History of Early Amateur Journalism in Missouri


A Missouri A.P.A. was organized at St. Louis, October 12,1878, Louis W. Beaubien, of Hanover, being chosen President, and F. W. Koch, Treasurer. Next March, in Hannibal, W. A. Morris was elected President, and at Sedalia, Beaubien was again chosen. In 1878 a Mississippi Valley A.P.A. was formed at St. Louis with J. L. Watson, of St. Louis as President. It never had another meeting.


A local St. Louis Club, organized in 1879, held monthly meetings for some time. In November, 1881, a Stanberry A.P.A. was formed, Dee A. Canon being President, and R. B. Teachenor, Secretary. In July, 1882, Teachenor became President. Another St. Louis club in 1908 had Henry G. Weliking as President.


Early amateur journalism in Missouri centered around St. Louis. In 1866 a boy 12 years old named True Worthy Holt published the Boy's Idea there, and in 1868 William Schuyler proved himself a typical amateur journalist. He printed a paper called the Young American. Having a font of type, a chase and no press, he made a wooden frame to fit over the chase and stretched a piece of cloth over it. After inking the type with a home-made ink-ball, he laid the paper upon it, put the frame with the cloth over it, and took the impression with his knee. A little later he procured a small press.

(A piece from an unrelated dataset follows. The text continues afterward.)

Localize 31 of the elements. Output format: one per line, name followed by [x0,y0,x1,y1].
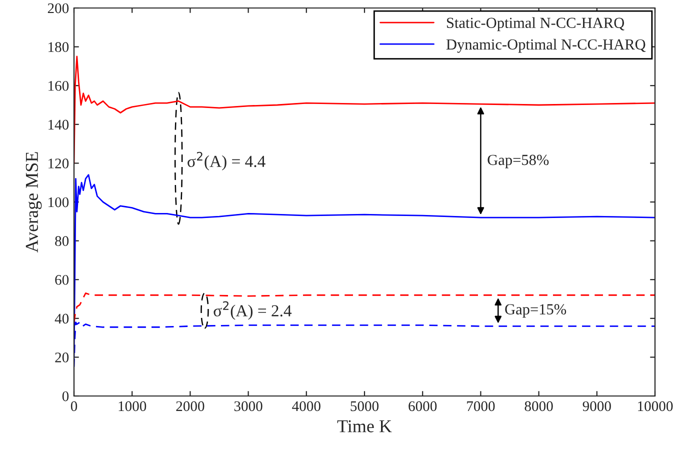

The Gem began publishing monthly in 1870 from Dresden. Its editor was J. D. Brown. It was a poorly printed four page paper but showed gradual progress and even managed to almost keep to its monthly schedule, its tenth issue was dated December 1871 (in which issue it printed its first illustration, a homemade woodcut). It featured “amusing stories” and puzzles. It lists quite a number of exchanges. The Vidette started in 1870 and proved a success from the start. It is a large paper featuring original fiction, sports, exchanges, etc. It was published in St. Louis by R. E. Filley.


Nathan Cole, Jr., in 1873, issued the News, and in 1874 began the publication of his Acorn, which for several years was one, of the leading journals of the time. Frank L. Misner became associate editor. In 1876 George F. Pierrot issued the Monthly Blossom, Frank L. Seaver the Amateur Repository, and Edgar R. Hoadley, True Blue. In 1877 appeared the Amateur, 0. B. Short editor, and the Literary Galaxy, E. R. Koeger editor; and the next year J. L. Watson, who issued the Young Oak in 1876, began publishing his famous Snark, and F. W. Koch sent forth the St. Louis Telephone, which he published with some intermissions until 1885. In 1878 appeared Our Galaxy, edited by Maurice J. Harty, and the Young Statesman with A. H. Bohn as editor. George B. Huffington started the Courier in 1879, and Ulrich Knoch Our Banner. The next year Knoch, Huffington and Pierrot united in publishing a large literary magazine known as the Youths' Lyceum, containing contributions from nearly all the leading amateur authors of the day.


Outside of St. Louis, W. H. Reynolds issued the Western Boys, and J. M. Knapp the Queen City Boys, from Sedalia in 1877, and Louis W. Beaubien, of Hannibal, issued the Mercury in 1878, while the same year the Star came from Trenton with W. A. Morris as editor. Stanberry appeared upon the amateur map in 1880 when Richard B. Teachenor began his amateur career with the Juvenile, a year later issuing the Amateur Exchange, afterwards combining it with Albert E. Barker's Journal, published in Arkansas. From Stanberry also came in 1882 Canon's Battery, edited by Dee A. Canon. In later years W. B. Stoddard was active in 1906, Edward F. Suhre, of St. Louis, published the Missourian, beginning in 1908, and Henry G. Weliking issued West the same year. In Kansas City in 1883 Louis Ballentine published the Amateur Argosy, in 1909 Charles O. A. Kramer the Ozark, and in 1932 John D. Pursell Much AdoPaul H. Appleby was active in Sedalia and Elbert Moffett in St. Joseph, both in 1903. A notable St. Louis publication was Bacon's Essays, issued by Victor E. Bacon in 1929.